Deswegen hat die Lene-Voigt-Gesellschaft inzwischen auch eine Reihe „Sächsische Lesebühne“ ins Leben gerufen, um schon übers Jahr vortragsfreudige Menschen auf die Bühne zu locken und dazu zu animieren, sich mit sächsischen Texten zu beschäftigen. Damit reist sie auch durch die Region. Im Oktober gibt es dann auch eine Lesebühne in der „Sanftwut“, quasi als Platzhalter für die „Gaffeeganne“. Ob es dann 2017 wieder einen Vortragswettbewerb gibt, will Petermann noch nicht versprechen. Man arbeite dran.
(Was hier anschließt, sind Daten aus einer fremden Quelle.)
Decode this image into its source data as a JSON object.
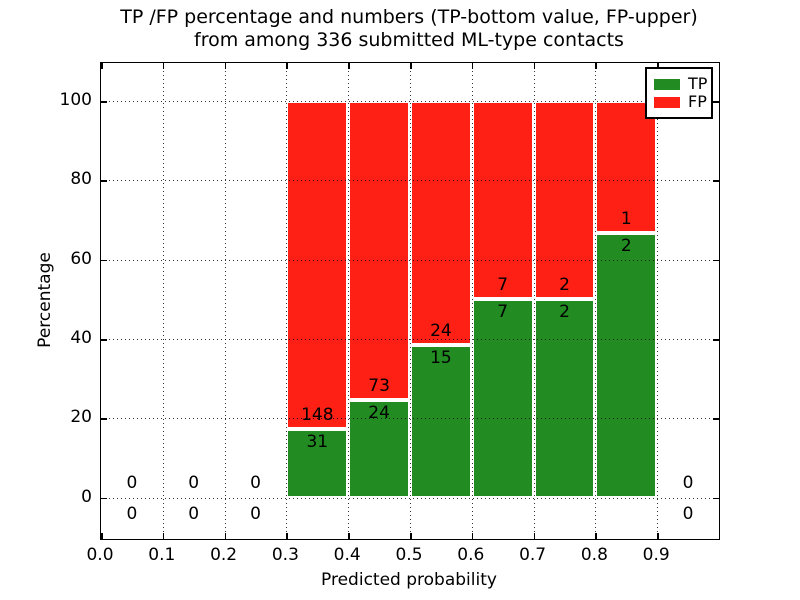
{
  "figure": {
    "title_line1": "TP /FP percentage and numbers (TP-bottom value, FP-upper)",
    "title_line2": "from among 336 submitted ML-type contacts"
  },
  "chart_data": {
    "type": "bar",
    "stacked": true,
    "normalization": "each drawn bar stacks TP%+FP% to 100",
    "title": "TP /FP percentage and numbers (TP-bottom value, FP-upper)\nfrom among 336 submitted ML-type contacts",
    "xlabel": "Predicted probability",
    "ylabel": "Percentage",
    "total_contacts": 336,
    "xlim": [
      0.0,
      1.0
    ],
    "ylim": [
      -10.4,
      109.6
    ],
    "x_tick_labels": [
      "0.0",
      "0.1",
      "0.2",
      "0.3",
      "0.4",
      "0.5",
      "0.6",
      "0.7",
      "0.8",
      "0.9"
    ],
    "y_tick_labels": [
      "0",
      "20",
      "40",
      "60",
      "80",
      "100"
    ],
    "y_tick_values": [
      0,
      20,
      40,
      60,
      80,
      100
    ],
    "grid": "dotted, drawn above bars",
    "bin_width": 0.1,
    "colors": {
      "tp": "#228b22",
      "fp": "#ff2015"
    },
    "legend": {
      "position": "upper right",
      "entries": [
        {
          "label": "TP",
          "color_key": "tp"
        },
        {
          "label": "FP",
          "color_key": "fp"
        }
      ]
    },
    "bins": [
      {
        "x_range": [
          0.0,
          0.1
        ],
        "tp_count": 0,
        "fp_count": 0,
        "tp_pct": null
      },
      {
        "x_range": [
          0.1,
          0.2
        ],
        "tp_count": 0,
        "fp_count": 0,
        "tp_pct": null
      },
      {
        "x_range": [
          0.2,
          0.3
        ],
        "tp_count": 0,
        "fp_count": 0,
        "tp_pct": null
      },
      {
        "x_range": [
          0.3,
          0.4
        ],
        "tp_count": 31,
        "fp_count": 148,
        "tp_pct": 17.3
      },
      {
        "x_range": [
          0.4,
          0.5
        ],
        "tp_count": 24,
        "fp_count": 73,
        "tp_pct": 24.7
      },
      {
        "x_range": [
          0.5,
          0.6
        ],
        "tp_count": 15,
        "fp_count": 24,
        "tp_pct": 38.5
      },
      {
        "x_range": [
          0.6,
          0.7
        ],
        "tp_count": 7,
        "fp_count": 7,
        "tp_pct": 50.0
      },
      {
        "x_range": [
          0.7,
          0.8
        ],
        "tp_count": 2,
        "fp_count": 2,
        "tp_pct": 50.0
      },
      {
        "x_range": [
          0.8,
          0.9
        ],
        "tp_count": 2,
        "fp_count": 1,
        "tp_pct": 66.7
      },
      {
        "x_range": [
          0.9,
          1.0
        ],
        "tp_count": 0,
        "fp_count": 0,
        "tp_pct": null
      }
    ]
  }
}
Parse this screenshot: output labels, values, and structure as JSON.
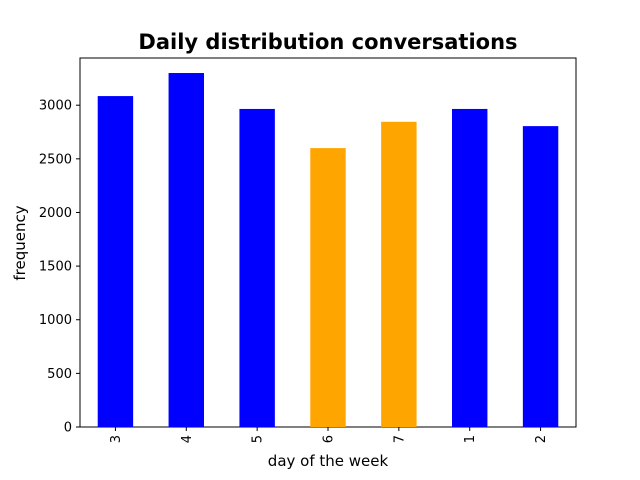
{
  "chart_data": {
    "type": "bar",
    "title": "Daily distribution conversations",
    "xlabel": "day of the week",
    "ylabel": "frequency",
    "categories": [
      "3",
      "4",
      "5",
      "6",
      "7",
      "1",
      "2"
    ],
    "values": [
      3085,
      3300,
      2965,
      2600,
      2845,
      2965,
      2805
    ],
    "bar_colors": [
      "#0000ff",
      "#0000ff",
      "#0000ff",
      "#ffa500",
      "#ffa500",
      "#0000ff",
      "#0000ff"
    ],
    "ylim": [
      0,
      3440
    ],
    "yticks": [
      0,
      500,
      1000,
      1500,
      2000,
      2500,
      3000
    ],
    "grid": false,
    "legend": "none"
  }
}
Und wenn man es schafft, mehr Schulen oder entsprechend begeisterte Lehrerinnen und Lehrer zu gewinnen, mit ihren Schützlingen am Wettbewerb ums Gaggaudebbchen teilzunehmen, ist man da eigentlich auf einem guten Weg.

Denn die acht Teilnehmer am 31. Mai haben gezeigt, auf welcher Qualitätsstufe man landet, wenn man einfach mit Freude, Fleiß und Begeisterung an die Sache geht.

Die Jury hat zwar am Ende verraten, dass es ihr leicht gefallen sei, die drei Siegerinnen zu küren. Aber das vor allem, weil die drei zusätzlich zur Spielfreude und der Beherrschung ihrer erwählten Texte auch noch jenes Quäntchen Souveränität mitbrachten, das dann die ganze mitreißende Einheit von Vortragenden und Gedicht ergab.

Und mal ehrlich: Die Siegerin Lisa Behr hat sich mit „Vom Beimchen, das andere Blädder wollte“ einen echten Hammer von Gedicht ausgesucht. So ein richtiges Neid-Gedicht in liebevollster Fabel-Manier, neun dicke Strophen, drei verzwickte Wendungen und am Ende wieder so eine echte Lene-Voigt-Pointe, wenn das Nadelbäumchen glücklich wieder als Nadelbäumchen erwacht. Dazu hatte sich die Schülerin der Louise-Otto-Peters-Schule extra in eine stachlige Girlande gewickelt und trug das Ganze so freudestrahlend vor, dass man einfach nur noch hinschmelzen musste beim Zuhören. So einfach und so strahlend kann das Leben sein.

Hat jemand gegengehalten?

Natürlich. Denn früher, vor vielen, vielen Jahren gehörte das Gaggaudebbchen mal ganz allein den Schülerinnen und Schülern der Lene-Voigt-Schule, die sich eben nicht nur diesen schönen Namen zugelegt hat, sondern das Erbe ihrer Namenspatronin auch richtig pflegt – ordentlich in einer emsigen Arbeitsgruppe. Und so hatten einige der Teilnehmerinnen aus dieser Schule natürlich auch schon mehrere Auftrittserfahrungen beim Gaggaudebbchen und überzeugten auch die Jury mit stimmigem Vortrag – so wie Jasmin Burkhardt, die die „Säk’sche Gunde“ vortrug. Eigentlich als undankbar zuletzt Vortragende – da hatten die Anderen schon jede Menge Beifall eingeheimst. Aber sie ließ sich nicht beirren und trug diese mordsförschderliche Ballade aus Kaiser Rotbarts Zeiten in zwölf Strophen vor, die in ihrer Pointe am Ende klar macht, was eigentlich gemeint ist, wenn von „säk’scher Gemiedlichgeed“ die Rede ist.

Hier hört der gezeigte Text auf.